Wednesday, May 26, 2010

Getting to Know James, Session 2: Pet Peeves

who was it that decided to call them pet peeves? as though they were something we'd want to cuddle on the couch with while watching a killer RomCom.


maybe "next door neighbor's annoying dog" peeves fits better.

anyway, here a few of mine, to continue the theme of getting to know James:

when girls call me "man", "dude" or "bro" ... its not cool. you might, on some level, think that i'll relate with you better if you take on this masculine trait, but i won't. it weirds me out. be a girl and call me things like cutie, or handsome. maybe even James.

-when people use the word "literally" too much and out of context. did you LITERALLY just shit a brick? no. no you didn't. so stop saying it.

-when people have phlegm in their throat and don't clear it out but continue talking to me. i don't want to be rude and say "clear your f@%^ing throat" but i will repeatedly clear my already clear throat to hint at the fact that they've got a tennis ball of loogie lodged in theirs.

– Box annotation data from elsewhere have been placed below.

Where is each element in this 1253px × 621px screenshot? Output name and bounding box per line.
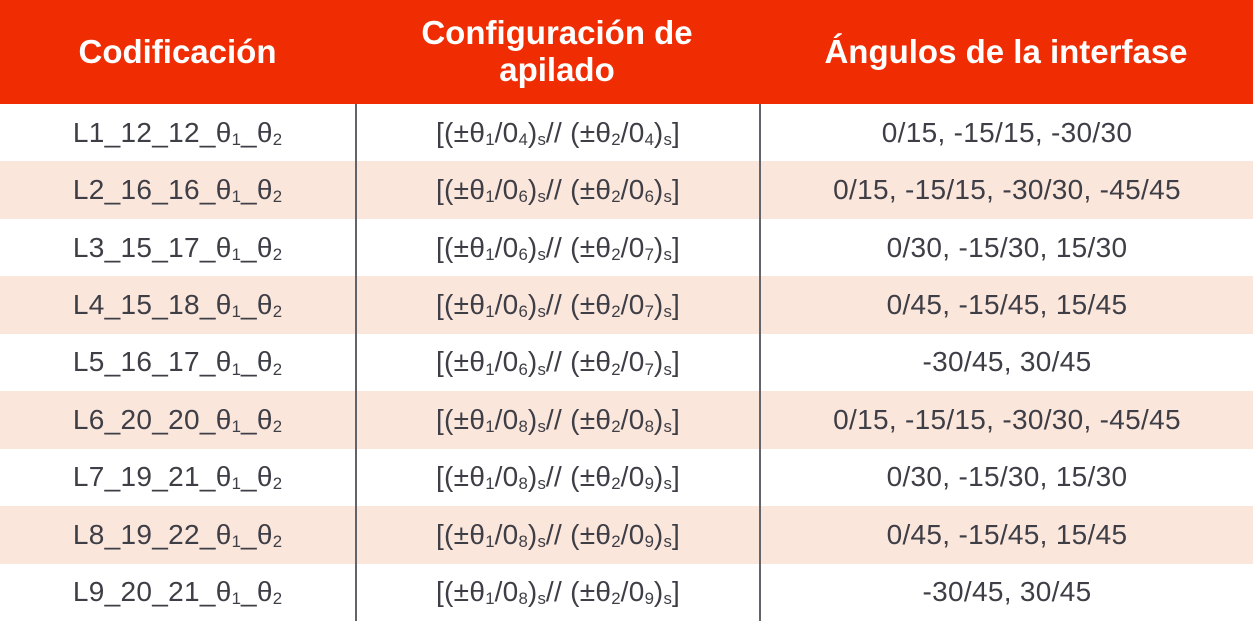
code-cell: L7_19_21_θ 1 _θ 2 (72, 461, 283, 494)
angles-cell: -30/45, 30/45 (759, 333, 1253, 392)
config-cell: [(±θ 1/0 6) s // (±θ 2/0 7) s] (355, 218, 759, 277)
config-cell: [(±θ 1/0 6) s // (±θ 2/0 7) s] (355, 333, 759, 392)
code-cell: L5_16_17_θ 1 _θ 2 (72, 346, 283, 379)
angles-cell: -30/45, 30/45 (759, 563, 1253, 621)
table-row: L3_15_17_θ 1 _θ 2 [(±θ 1/0 6) s // (±θ 2/0 7) s] … (0, 218, 1253, 277)
table-row: L5_16_17_θ 1 _θ 2 [(±θ 1/0 6) s // (±θ 2/0 7) s] … (0, 333, 1253, 392)
config-cell: [(±θ 1/0 6) s // (±θ 2/0 7) s] (355, 276, 759, 334)
table-row: L1_12_12_θ 1 _θ 2 [(±θ 1/0 4) s // (±θ 2/0 4) s] … (0, 104, 1253, 162)
table-row: L9_20_21_θ 1 _θ 2 [(±θ 1/0 8) s // (±θ 2/0 9) s] … (0, 563, 1253, 621)
table-row: L8_19_22_θ 1 _θ 2 [(±θ 1/0 8) s // (±θ 2/0 9) s] … (0, 506, 1253, 564)
code-cell: L8_19_22_θ 1 _θ 2 (72, 518, 283, 551)
angles-cell: 0/15, -15/15, -30/30, -45/45 (759, 391, 1253, 449)
header-codificacion-label: Codificación (78, 32, 277, 70)
config-cell: [(±θ 1/0 8) s // (±θ 2/0 9) s] (355, 563, 759, 621)
code-cell: L1_12_12_θ 1 _θ 2 (72, 116, 283, 149)
angles-cell: 0/45, -15/45, 15/45 (759, 506, 1253, 564)
table-body: L1_12_12_θ 1 _θ 2 [(±θ 1/0 4) s // (±θ 2/0 4) s] … (0, 104, 1253, 621)
header-angulos-interfase-label: Ángulos de la interfase (824, 32, 1188, 70)
config-cell: [(±θ 1/0 8) s // (±θ 2/0 9) s] (355, 448, 759, 507)
code-cell: L4_15_18_θ 1 _θ 2 (72, 289, 283, 322)
angles-cell: 0/30, -15/30, 15/30 (759, 218, 1253, 277)
code-cell: L3_15_17_θ 1 _θ 2 (72, 231, 283, 264)
angles-cell: 0/15, -15/15, -30/30, -45/45 (759, 161, 1253, 219)
code-cell: L9_20_21_θ 1 _θ 2 (72, 576, 283, 609)
header-configuracion-apilado-label: Configuración de apilado (421, 14, 693, 88)
code-cell: L2_16_16_θ 1 _θ 2 (72, 174, 283, 207)
config-cell: [(±θ 1/0 6) s // (±θ 2/0 6) s] (355, 161, 759, 219)
config-cell: [(±θ 1/0 4) s // (±θ 2/0 4) s] (355, 104, 759, 162)
config-cell: [(±θ 1/0 8) s // (±θ 2/0 8) s] (355, 391, 759, 449)
header-codificacion: Codificación (0, 0, 355, 104)
code-cell: L6_20_20_θ 1 _θ 2 (72, 403, 283, 436)
header-angulos-interfase: Ángulos de la interfase (759, 0, 1253, 104)
table-row: L2_16_16_θ 1 _θ 2 [(±θ 1/0 6) s // (±θ 2/0 6) s] … (0, 161, 1253, 219)
angles-cell: 0/45, -15/45, 15/45 (759, 276, 1253, 334)
table-row: L7_19_21_θ 1 _θ 2 [(±θ 1/0 8) s // (±θ 2/0 9) s] … (0, 448, 1253, 507)
angles-cell: 0/15, -15/15, -30/30 (759, 104, 1253, 162)
config-cell: [(±θ 1/0 8) s // (±θ 2/0 9) s] (355, 506, 759, 564)
header-configuracion-apilado: Configuración de apilado (355, 0, 759, 104)
table-header-row: Codificación Configuración de apilado Án… (0, 0, 1253, 104)
table-row: L4_15_18_θ 1 _θ 2 [(±θ 1/0 6) s // (±θ 2/0 7) s] … (0, 276, 1253, 334)
table-row: L6_20_20_θ 1 _θ 2 [(±θ 1/0 8) s // (±θ 2/0 8) s] … (0, 391, 1253, 449)
angles-cell: 0/30, -15/30, 15/30 (759, 448, 1253, 507)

-imagine yourself eating with a fork. you pick up the food and put it into your mouth. if you then clamp your teeth on the fork as you slide it out of your mouth, you are my metal-on-teeth shreeking enemy. if you use your lips instead, you are my friend.

i'll stop with those before inadvertently include everyone in one way or another and thus alienate myself from you all.

if i know you, i still love you even though you may do these things. but just know you are perpetuating my neighbor's annoying dog peeves.